The dollar rose to a 4-1/2 year high against the yen and 11-week peak versus the euro on Wednesday after a rally in US Treasury yields drew investors towards the greenback. Markets were also awaiting US retail sales data, the Federal Reserve Beige Book and speeches from Fed officials, having ditched expectations of lower US interest rates later this year.
"Bond yields and asset markets in general are playing a major role in what's going on. A break higher (in US 10-year Treasury yields) suggests yields heading even higher so the dollar is picking up support," BNP Paribas senior currency strategist Ian Stannard said.
"If we start to see a simultaneous sell-off in equity markets, and they do seem to be under pressure, we could see this turning into a broader risk aversion story," he said. By 1116 GMT, the dollar was up almost 0.6 percent at 122.33 yen, having hit a 4-1/2 year peak of 122.48. The euro was up 0.3 percent at 162.39 yen but had fallen to $1.3264, its weakest since late March.
Earlier, the benchmark US 10-year yield hit five-year highs of 5.33 percent. The Swiss franc fell to a four-month low of 1.2469 per dollar before an interest rate decision by the Swiss National Bank on Thursday. The SNB is expected to raise rates.
The New Zealand dollar steadied around US $0.7480, after unprecedented but short-lived intervention from the central bank on Monday knocked it off last week's 22-year high near $0.7640.

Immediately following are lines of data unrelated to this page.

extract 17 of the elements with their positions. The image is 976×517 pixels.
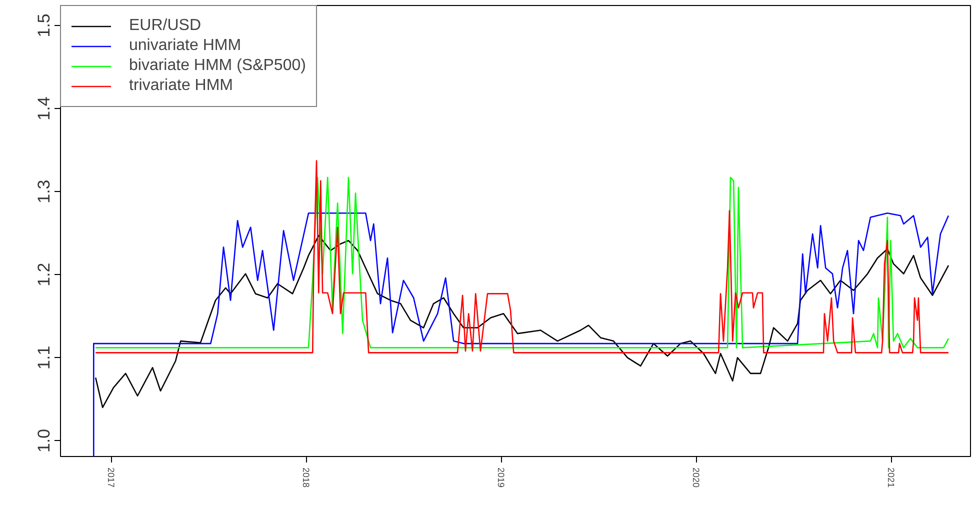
legend-label: bivariate HMM (S&P500)	[129, 57, 306, 75]
legend-label: univariate HMM	[129, 37, 242, 55]
x-tick-label: 2018	[301, 468, 312, 488]
line-series	[94, 234, 950, 408]
line-series	[93, 212, 950, 456]
y-tick-label: 1.0	[34, 428, 54, 453]
legend-label: trivariate HMM	[129, 77, 234, 95]
y-tick-label: 1.5	[34, 14, 54, 38]
x-tick-label: 2021	[886, 468, 896, 488]
legend-label: EUR/USD	[129, 17, 202, 35]
y-tick-label: 1.4	[34, 96, 54, 120]
y-tick-label: 1.1	[34, 346, 54, 370]
x-tick-label: 2019	[496, 468, 506, 488]
y-tick-label: 1.3	[34, 180, 54, 204]
x-tick-label: 2017	[106, 468, 116, 488]
x-tick-label: 2020	[691, 468, 702, 488]
y-tick-label: 1.2	[34, 262, 54, 286]
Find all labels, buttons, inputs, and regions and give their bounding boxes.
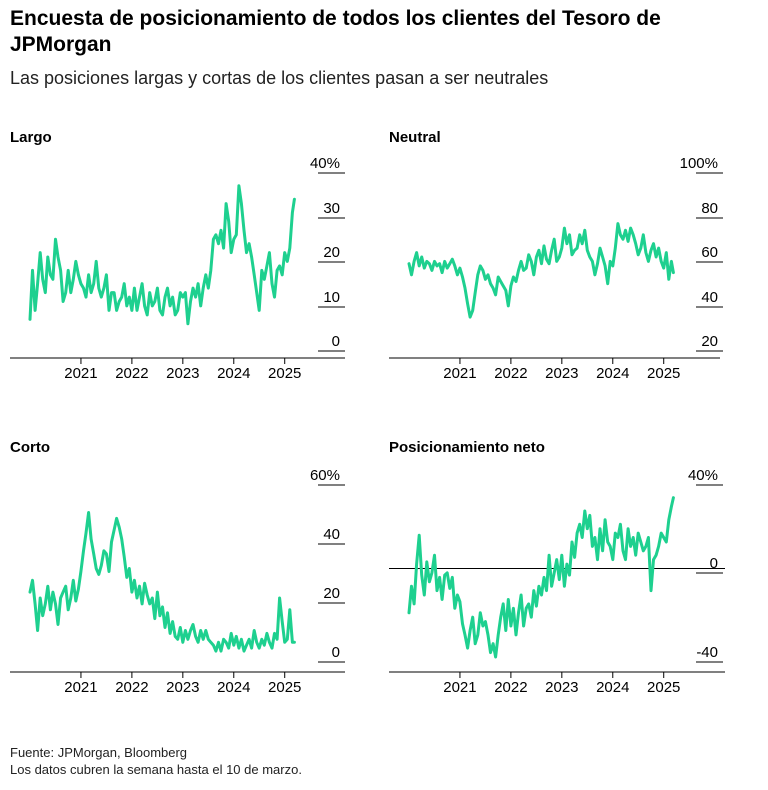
- x-tick-label: 2022: [115, 679, 148, 696]
- y-tick-label: 60: [701, 244, 718, 261]
- y-tick-label: 40%: [310, 155, 340, 172]
- x-tick-label: 2024: [217, 365, 250, 382]
- panel-title: Posicionamiento neto: [389, 439, 545, 456]
- x-tick-label: 2025: [268, 365, 301, 382]
- x-tick-label: 2022: [115, 365, 148, 382]
- y-tick-label: 40: [701, 289, 718, 306]
- panel-title: Corto: [10, 439, 50, 456]
- y-tick-label: 80: [701, 200, 718, 217]
- y-tick-label: 10: [323, 289, 340, 306]
- chart-subtitle: Las posiciones largas y cortas de los cl…: [10, 68, 549, 88]
- x-tick-label: 2021: [64, 679, 97, 696]
- x-tick-label: 2025: [647, 679, 680, 696]
- series-line-largo: [28, 184, 296, 326]
- x-tick-label: 2023: [545, 365, 578, 382]
- y-tick-label: 20: [323, 244, 340, 261]
- panel-title: Largo: [10, 129, 52, 146]
- x-tick-label: 2023: [545, 679, 578, 696]
- series-line-posicionamiento-neto: [407, 496, 675, 659]
- x-tick-label: 2025: [268, 679, 301, 696]
- series-line-neutral: [407, 222, 675, 319]
- chart-panel-corto: Corto 60% 40 20 0 2021 2022 2023 2024 2025: [10, 439, 345, 696]
- y-tick-label: 60%: [310, 467, 340, 484]
- y-tick-label: 40: [323, 526, 340, 543]
- y-tick-label: 30: [323, 200, 340, 217]
- y-tick-label: 0: [332, 333, 340, 350]
- x-tick-label: 2022: [494, 365, 527, 382]
- chart-panel-neutral: Neutral 100% 80 60 40 20 2021 2022 2023 2024 2025: [389, 129, 723, 382]
- x-tick-label: 2022: [494, 679, 527, 696]
- x-tick-label: 2023: [166, 365, 199, 382]
- y-tick-label: 20: [701, 333, 718, 350]
- panel-title: Neutral: [389, 129, 441, 146]
- chart-panel-posicionamiento-neto: Posicionamiento neto 40% 0 -40 2021 2022 2023 2…: [389, 439, 725, 696]
- data-note: Los datos cubren la semana hasta el 10 d…: [10, 762, 302, 777]
- x-tick-label: 2024: [596, 365, 629, 382]
- x-tick-label: 2021: [443, 365, 476, 382]
- y-tick-label: -40: [696, 644, 718, 661]
- y-tick-label: 0: [332, 644, 340, 661]
- series-line-corto: [28, 511, 296, 653]
- chart-panel-largo: Largo 40% 30 20 10 0 2021 2022 2023 2024 2025: [10, 129, 345, 382]
- x-tick-label: 2024: [217, 679, 250, 696]
- y-tick-label: 40%: [688, 467, 718, 484]
- x-tick-label: 2023: [166, 679, 199, 696]
- x-tick-label: 2024: [596, 679, 629, 696]
- x-tick-label: 2021: [64, 365, 97, 382]
- source-note: Fuente: JPMorgan, Bloomberg: [10, 745, 188, 760]
- x-tick-label: 2021: [443, 679, 476, 696]
- footer: Fuente: JPMorgan, Bloomberg Los datos cu…: [10, 744, 302, 778]
- y-tick-label: 0: [710, 555, 718, 572]
- chart-title: Encuesta de posicionamiento de todos los…: [10, 7, 661, 56]
- x-tick-label: 2025: [647, 365, 680, 382]
- y-tick-label: 100%: [680, 155, 718, 172]
- y-tick-label: 20: [323, 585, 340, 602]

New York Fed President Timothy Geithner, Fed Board Governor Randall Kroszner and Dallas Fed President Richard Fisher are due to speak later on Wednesday and the Fed will release its Beige Book on regional economic conditions at 1800 GMT. US retail sales, due at 1230 GMT, are forecast up 0.6 percent month-on-month in May, having dropped 0.2 percent in April.
Investors are also likely to take a cue from the US Treasury Department's semi-annual report on currency practices of foreign trading partners. Before release of the report, the top Democrat and Republican on the Senate Banking Committee said on Tuesday they would introduce legislation giving the Treasury Department stronger tools to confront China's currency practices.
The US Treasury Department has pushed China to move to a more flexible market-oriented exchange rate policy, but has frustrated many lawmakers and manufacturers by refusing to label China as a currency manipulator.
"I don't expect China to be cited in the report as a currency manipulator but there's an outside chance that it could happen. If that does happen then in theory you could see the dollar weakening in some areas," said Peter Frank, senior FX strategist at ABN Amro. Chinese Premier Wen Jiabao said on Wednesday that China will take measures to keep its economy from overheating.